Menzel stressed that she and Diggs “both recognize how the arts put us on a track in our lives that really helped us become the people we are today. We just wanted to give back. I don’t think I realized how rich the experience would be.
“The girls are also teaching us about the world. When you’re being creative and being vulnerable, you really have to step inside each other’s lives in order to find that empathy and compassion, and to be a true artist.”
Menzel credited her best friend from college, Heather Zuckerman, for partnering with Camp BroaderWay and targeting Belvoir Terrace, with its performing-arts facilities and staff, as “a really perfect fit” for the project.
The actress said she plans to stay in touch with girls, taking them on field trips to Broadway shows. She intends to invite them to return to Camp BroaderWay next summer, along with a new group of younger campers.
“I like to think we’re giving young women an opportunity to find their voice, and that’s what it was for me,” said Menzel. “It took me a long time to figure out my voice. I knew there was something in there, but I didn’t know how to express it or show it to the world.
“I love the idea that they’re spending all day learning that their voice deserves to be heard, and their story deserves to be told. It’s a very empowering thing to do. The idea of feeling that you belong somewhere is very important at their age.”
As for a return to Belvoir Terrace next summer, “If they’ll have us, we’d love to come back,” she said.
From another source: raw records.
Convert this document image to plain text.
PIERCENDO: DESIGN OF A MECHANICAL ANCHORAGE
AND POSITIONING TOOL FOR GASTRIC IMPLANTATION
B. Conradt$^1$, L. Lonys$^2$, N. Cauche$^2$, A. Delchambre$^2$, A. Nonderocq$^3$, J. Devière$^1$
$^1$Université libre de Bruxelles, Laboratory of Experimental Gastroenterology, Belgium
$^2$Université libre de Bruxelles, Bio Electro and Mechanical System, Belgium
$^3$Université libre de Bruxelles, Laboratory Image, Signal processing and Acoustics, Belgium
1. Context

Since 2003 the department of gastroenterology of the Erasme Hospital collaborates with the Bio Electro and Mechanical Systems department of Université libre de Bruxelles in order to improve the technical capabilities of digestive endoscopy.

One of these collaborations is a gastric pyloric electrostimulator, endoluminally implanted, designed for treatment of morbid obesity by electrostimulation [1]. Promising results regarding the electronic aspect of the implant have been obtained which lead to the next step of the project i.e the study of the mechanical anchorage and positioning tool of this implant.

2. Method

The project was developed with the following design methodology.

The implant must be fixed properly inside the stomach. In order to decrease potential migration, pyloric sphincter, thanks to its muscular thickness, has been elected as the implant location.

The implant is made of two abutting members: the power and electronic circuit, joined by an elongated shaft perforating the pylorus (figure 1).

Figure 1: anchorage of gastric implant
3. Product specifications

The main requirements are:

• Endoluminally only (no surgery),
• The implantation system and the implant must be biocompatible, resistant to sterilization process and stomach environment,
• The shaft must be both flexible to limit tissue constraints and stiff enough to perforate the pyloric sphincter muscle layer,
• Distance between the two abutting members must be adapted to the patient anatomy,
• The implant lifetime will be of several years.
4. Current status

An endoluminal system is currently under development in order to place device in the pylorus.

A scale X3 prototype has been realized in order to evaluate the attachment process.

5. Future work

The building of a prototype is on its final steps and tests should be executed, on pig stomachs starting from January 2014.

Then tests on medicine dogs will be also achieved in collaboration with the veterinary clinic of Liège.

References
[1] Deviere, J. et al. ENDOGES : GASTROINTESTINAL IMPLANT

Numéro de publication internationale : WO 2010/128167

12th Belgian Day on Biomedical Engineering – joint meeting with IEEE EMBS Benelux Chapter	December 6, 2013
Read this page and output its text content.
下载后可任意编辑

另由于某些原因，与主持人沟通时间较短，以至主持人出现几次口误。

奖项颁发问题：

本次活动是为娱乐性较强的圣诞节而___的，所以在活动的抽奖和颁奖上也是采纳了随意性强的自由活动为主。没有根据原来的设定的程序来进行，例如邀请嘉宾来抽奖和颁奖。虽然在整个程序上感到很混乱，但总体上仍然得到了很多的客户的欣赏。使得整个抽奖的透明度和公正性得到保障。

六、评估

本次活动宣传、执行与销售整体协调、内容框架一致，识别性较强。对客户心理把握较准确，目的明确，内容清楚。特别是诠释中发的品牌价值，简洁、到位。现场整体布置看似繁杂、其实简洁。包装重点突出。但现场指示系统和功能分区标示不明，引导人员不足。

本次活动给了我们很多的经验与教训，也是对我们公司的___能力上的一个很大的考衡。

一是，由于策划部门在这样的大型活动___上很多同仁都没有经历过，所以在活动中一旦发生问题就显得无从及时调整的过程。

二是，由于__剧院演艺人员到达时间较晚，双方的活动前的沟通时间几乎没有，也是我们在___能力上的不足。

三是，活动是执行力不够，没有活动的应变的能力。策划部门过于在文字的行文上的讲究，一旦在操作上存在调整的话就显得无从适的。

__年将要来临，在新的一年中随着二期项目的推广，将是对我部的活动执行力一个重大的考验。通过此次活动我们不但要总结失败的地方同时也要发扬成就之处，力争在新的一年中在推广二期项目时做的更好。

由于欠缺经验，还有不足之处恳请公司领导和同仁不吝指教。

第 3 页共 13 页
For Belvoir Terrace Camp Director Diane Marcus, the project has been “a natural blend of what we offer in the performing and visual arts. It’s worked out really well, and we are definitely open to the prospect of working with Camp Broaderway again.”
Marcus retained her teachers, counselors and other staff from the regular summer season to help create “a meaningful experience for girls who’ve never had the opportunity to be in a supportive environment for theater and the arts.”
“The long-term goal is to make Camp BroaderWay an annual event,” said Menzel, “to learn as much from the Belvoir staff as we can about running a camp, and eventually, one day, to have a property of my own. We have a lot to learn.”